Abstract

To test the hypothesis that the hepatic secretion of very-low-density lipoprotein (VLDL) apolipoprotein B-100 (apoB) is increased in men with visceral obesity and to examine whether the oversecretion of this apolipoprotein is related to insulin resistance and increased hepatic availability of lipid substrates. 16 obese men (body mass index (BMI) > 30 kg/m2, waist circumference > 100 cm) and 16 non-obese, age matched men, were studied. The hepatic secretion of VLDL apoB was measured using a primed (1 mg/kg), constant (1 mg/kg/h), intravenous infusion of 1-[13C]-leucine. Isotopic enrichment of VLDL apoB was determined using gas-chromatography mass spectrometry and a multi-compartmental model (SAAM-II) was used to estimate the fractional turnover rate of VLDL apoB. Plasma concentrations of total cholesterol, triglyceride, glucose, insulin, mevalonic acid and lathosterol, as well as dietary fat intake, were significantly higher (P < 0.05) in obese than control subjects. The obese subjects had significantly lower high-density-lipoprotein cholesterol (P < 0.01). VLDL apoB pool size and hepatic secretion rate (mg/kg fat free mass/d) were significantly higher in the obese than non-obese subjects (P < 0.02). The fractional catabolic rate of VLDL apoB was lower in the obese subjects compared with controls, but the difference did not attain conventional significance (P=0.053).

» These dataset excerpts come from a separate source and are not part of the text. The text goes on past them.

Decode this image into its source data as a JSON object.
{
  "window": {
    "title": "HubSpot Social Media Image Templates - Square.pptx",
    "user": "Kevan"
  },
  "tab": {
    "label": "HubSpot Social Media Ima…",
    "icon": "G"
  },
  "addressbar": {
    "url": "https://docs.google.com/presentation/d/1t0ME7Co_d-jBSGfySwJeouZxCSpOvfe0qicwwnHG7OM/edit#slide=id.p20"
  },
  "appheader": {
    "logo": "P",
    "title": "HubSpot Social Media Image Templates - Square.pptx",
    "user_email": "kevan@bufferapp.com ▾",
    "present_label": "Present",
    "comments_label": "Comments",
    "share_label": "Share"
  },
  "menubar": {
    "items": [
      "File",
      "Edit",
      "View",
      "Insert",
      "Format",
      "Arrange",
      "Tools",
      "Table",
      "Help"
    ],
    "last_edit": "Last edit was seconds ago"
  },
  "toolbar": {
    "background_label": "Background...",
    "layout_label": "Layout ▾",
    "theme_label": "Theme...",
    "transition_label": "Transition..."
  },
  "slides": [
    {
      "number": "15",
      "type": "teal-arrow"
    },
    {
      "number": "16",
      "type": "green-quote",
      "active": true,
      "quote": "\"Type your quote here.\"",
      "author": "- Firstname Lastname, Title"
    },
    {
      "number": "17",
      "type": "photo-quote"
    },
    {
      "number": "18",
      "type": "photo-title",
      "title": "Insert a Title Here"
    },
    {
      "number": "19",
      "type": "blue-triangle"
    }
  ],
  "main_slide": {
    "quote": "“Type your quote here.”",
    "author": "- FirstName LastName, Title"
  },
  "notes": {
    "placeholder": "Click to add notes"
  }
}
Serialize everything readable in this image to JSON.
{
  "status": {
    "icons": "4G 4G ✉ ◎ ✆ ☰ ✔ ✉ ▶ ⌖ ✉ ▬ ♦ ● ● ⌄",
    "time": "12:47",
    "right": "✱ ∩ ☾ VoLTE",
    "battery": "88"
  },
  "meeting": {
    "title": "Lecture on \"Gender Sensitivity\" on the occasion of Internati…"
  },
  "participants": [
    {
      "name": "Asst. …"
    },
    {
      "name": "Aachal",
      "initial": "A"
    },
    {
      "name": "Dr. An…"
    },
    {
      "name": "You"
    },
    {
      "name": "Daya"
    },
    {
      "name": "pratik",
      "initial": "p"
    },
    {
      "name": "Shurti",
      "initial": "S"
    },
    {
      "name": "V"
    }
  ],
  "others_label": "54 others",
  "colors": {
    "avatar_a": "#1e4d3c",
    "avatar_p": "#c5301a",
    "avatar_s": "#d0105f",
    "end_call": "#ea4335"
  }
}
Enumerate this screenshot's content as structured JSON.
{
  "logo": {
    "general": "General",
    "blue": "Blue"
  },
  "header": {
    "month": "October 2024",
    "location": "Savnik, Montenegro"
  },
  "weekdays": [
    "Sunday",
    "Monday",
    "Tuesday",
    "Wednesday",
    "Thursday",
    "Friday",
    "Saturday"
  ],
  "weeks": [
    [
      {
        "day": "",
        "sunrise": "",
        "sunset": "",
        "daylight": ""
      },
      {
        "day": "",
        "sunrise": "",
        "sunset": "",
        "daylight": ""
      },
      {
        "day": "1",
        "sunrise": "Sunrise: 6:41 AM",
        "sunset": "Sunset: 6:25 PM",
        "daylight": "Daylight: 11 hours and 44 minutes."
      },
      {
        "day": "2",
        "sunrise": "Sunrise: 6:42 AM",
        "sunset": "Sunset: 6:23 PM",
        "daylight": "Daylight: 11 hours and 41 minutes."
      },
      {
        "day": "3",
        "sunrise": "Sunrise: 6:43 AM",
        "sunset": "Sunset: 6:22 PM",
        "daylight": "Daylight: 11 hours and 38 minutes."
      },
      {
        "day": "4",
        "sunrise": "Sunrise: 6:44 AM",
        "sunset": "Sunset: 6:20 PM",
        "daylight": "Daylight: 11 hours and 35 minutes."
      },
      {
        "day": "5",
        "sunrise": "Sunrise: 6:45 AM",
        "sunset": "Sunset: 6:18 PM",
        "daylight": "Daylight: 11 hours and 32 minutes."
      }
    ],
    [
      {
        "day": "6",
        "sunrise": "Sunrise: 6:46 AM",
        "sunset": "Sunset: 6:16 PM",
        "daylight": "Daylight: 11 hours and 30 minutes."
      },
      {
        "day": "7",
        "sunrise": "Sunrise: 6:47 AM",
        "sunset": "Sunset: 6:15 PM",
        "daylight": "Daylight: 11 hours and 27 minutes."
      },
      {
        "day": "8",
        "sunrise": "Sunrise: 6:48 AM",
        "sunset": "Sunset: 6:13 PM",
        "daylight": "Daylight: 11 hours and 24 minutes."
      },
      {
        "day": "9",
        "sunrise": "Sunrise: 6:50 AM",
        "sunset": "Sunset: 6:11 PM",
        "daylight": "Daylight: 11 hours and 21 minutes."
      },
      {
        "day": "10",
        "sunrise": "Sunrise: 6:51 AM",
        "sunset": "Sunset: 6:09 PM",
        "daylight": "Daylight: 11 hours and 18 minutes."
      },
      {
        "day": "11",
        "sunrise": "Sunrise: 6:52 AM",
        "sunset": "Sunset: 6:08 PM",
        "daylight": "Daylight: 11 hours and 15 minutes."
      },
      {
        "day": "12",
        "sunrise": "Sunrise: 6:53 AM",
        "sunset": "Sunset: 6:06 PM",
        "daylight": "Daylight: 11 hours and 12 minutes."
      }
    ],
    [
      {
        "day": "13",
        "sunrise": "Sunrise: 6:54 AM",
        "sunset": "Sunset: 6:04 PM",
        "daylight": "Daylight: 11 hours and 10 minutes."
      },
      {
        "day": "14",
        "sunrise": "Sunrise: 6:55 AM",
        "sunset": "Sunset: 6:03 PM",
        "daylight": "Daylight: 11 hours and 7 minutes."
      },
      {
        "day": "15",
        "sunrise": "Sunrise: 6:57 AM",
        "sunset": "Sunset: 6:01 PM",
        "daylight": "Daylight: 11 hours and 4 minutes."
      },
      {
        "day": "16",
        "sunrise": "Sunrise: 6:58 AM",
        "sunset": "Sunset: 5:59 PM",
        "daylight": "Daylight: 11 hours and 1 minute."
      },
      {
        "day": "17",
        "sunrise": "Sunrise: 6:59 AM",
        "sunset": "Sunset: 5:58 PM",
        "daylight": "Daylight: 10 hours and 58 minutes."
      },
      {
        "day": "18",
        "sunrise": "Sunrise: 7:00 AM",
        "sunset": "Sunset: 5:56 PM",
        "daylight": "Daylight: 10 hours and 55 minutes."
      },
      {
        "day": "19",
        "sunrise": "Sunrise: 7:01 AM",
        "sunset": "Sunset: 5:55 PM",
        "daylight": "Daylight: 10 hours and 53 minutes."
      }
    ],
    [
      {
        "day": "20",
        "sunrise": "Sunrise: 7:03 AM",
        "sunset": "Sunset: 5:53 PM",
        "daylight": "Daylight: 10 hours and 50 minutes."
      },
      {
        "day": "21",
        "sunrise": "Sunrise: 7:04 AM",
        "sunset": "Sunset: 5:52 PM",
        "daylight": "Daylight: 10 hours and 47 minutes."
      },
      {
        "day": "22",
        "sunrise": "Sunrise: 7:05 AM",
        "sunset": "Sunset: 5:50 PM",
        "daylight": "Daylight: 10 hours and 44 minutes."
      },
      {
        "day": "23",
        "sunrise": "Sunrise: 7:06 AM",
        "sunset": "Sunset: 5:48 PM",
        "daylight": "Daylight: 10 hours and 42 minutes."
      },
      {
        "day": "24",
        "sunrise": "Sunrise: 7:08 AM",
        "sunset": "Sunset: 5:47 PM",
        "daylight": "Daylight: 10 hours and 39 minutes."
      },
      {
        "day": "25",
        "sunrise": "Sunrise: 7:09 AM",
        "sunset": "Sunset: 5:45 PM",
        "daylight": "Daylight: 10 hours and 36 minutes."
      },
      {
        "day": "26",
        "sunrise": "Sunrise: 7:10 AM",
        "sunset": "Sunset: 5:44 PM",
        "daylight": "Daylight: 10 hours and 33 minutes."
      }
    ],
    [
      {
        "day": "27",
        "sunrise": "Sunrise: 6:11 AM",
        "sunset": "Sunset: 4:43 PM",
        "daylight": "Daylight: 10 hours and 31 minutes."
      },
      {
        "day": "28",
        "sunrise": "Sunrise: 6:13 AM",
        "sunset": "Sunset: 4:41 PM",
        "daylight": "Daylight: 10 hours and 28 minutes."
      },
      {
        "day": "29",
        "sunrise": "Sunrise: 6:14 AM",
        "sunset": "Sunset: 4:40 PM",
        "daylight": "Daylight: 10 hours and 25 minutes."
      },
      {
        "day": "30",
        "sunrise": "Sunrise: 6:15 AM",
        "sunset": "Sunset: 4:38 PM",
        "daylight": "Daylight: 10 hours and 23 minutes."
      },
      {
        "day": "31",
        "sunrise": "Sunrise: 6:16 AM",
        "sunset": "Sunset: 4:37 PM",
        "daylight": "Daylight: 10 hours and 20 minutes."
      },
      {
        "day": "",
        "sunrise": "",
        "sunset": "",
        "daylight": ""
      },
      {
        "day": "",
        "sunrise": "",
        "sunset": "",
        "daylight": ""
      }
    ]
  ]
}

In pooled analysis, there was a significant positive association (P < 0.05) between VLDL apoB secretion rate (mg/kg fat free mass/d) and waist-to-hip ratio (WHR), waist circumference, and fasting plasma triglyceride, insulin and glucose concentrations. In multiple linear regression analysis, the association between VLDL apoB secretion and fasting insulin concentration was independent of age, apolipoprotein E (apoE) genotype, mevalonic acid concentration, free fatty acid concentration and fat intake. Our findings are consistent with the hypothesis that in visceral obesity, insulin resistance and the associated increased lipid substrate supply to the liver contribute to hepatic oversecretion of apoB; expansion in the VLDL apoB pool size may also be due to a catabolic defect related to insulin resistance.